Saturday 21 January 2017

Written on skin



Waning creativity, a loss of love, a sense of having passed a terrible milestone - William Butler Yeats at the age of fifty, in his "Lines written in dejection". I don't think William celebrated this birthday with a party.

Written on skin, though, the words of his poem become their own opposite. The fifty-year-old man is a piece of art, embodied communication and creative partnership.

If William had only offered to Maud Gonne his own sad blank face as a poetic canvas, perhaps it would have sparked a more positive day....

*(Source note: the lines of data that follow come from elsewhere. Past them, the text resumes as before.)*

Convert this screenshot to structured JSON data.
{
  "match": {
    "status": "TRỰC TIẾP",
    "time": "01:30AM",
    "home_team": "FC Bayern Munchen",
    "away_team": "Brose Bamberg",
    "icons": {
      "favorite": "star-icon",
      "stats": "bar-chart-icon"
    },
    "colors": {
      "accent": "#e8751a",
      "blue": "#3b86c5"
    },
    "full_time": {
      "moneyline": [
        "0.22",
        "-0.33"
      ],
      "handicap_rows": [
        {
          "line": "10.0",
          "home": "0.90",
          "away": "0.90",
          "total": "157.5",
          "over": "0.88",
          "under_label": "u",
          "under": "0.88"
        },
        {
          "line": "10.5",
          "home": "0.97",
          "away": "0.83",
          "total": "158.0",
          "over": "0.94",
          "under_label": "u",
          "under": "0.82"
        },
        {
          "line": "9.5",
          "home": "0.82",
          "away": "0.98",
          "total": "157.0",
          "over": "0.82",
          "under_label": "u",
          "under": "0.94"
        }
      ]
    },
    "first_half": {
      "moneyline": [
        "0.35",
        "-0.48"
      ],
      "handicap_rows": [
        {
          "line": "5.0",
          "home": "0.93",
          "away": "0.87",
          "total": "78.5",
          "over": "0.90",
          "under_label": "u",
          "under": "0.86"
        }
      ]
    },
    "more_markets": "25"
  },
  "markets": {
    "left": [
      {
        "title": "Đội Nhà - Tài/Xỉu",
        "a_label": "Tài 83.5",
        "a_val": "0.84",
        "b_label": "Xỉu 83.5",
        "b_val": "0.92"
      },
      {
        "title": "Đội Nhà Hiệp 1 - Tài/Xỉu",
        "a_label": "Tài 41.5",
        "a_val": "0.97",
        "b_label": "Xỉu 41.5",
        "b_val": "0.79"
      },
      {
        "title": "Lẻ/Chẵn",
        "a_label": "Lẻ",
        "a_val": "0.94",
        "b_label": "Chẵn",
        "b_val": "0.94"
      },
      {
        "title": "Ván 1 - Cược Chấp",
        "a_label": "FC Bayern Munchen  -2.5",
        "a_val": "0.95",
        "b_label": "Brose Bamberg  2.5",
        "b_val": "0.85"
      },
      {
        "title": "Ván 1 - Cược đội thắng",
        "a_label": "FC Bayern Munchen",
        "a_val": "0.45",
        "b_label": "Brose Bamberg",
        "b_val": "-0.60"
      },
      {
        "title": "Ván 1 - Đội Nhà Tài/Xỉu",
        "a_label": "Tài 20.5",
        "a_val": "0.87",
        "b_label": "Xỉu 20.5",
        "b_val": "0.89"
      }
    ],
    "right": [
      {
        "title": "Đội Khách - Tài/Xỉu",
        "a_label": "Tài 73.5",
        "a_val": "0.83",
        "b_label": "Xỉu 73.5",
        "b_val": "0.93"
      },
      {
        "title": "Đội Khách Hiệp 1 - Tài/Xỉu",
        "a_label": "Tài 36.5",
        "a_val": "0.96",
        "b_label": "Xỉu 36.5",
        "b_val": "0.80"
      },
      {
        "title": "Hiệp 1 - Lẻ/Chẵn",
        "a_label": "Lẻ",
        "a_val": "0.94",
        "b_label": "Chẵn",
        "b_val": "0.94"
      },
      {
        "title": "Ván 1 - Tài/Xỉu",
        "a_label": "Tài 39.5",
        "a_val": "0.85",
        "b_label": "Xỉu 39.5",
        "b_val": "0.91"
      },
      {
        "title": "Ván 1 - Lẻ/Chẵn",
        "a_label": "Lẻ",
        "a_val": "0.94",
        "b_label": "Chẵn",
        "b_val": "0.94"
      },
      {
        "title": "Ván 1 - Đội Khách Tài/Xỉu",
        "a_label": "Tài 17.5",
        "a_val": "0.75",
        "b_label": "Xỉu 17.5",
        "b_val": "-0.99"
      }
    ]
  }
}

Lines Written in Dejection

When have I last looked upon
The round green eyes and the long wavering bodies
Of the dark leopards of the moon?
All the wild witches, those most noble ladies,
For all their broom-sticks and their tears,
Their angry tears, are gone.
The holy centaurs of the hills are vanished;
I have nothing but the embittered sun;
Banished heroic mother moon and vanished,
And now that I have come to fifty years
I must endure the timid sun.

[Thanks to J for enduring a stressful shoot on my front doorstep, where we had to keep running inside each time we heard someone walking down the street, in case they might be alarmed by the sight of him all tattooed up. Also all credit to Boots No.7 Stay Precise Felt Tip Eyeliner, which writes like a nice pen and washes off easily...]

Kind of cool footnote: William and Maud were born in 1865 and 1866 respectively. We came along exactly 100 years later.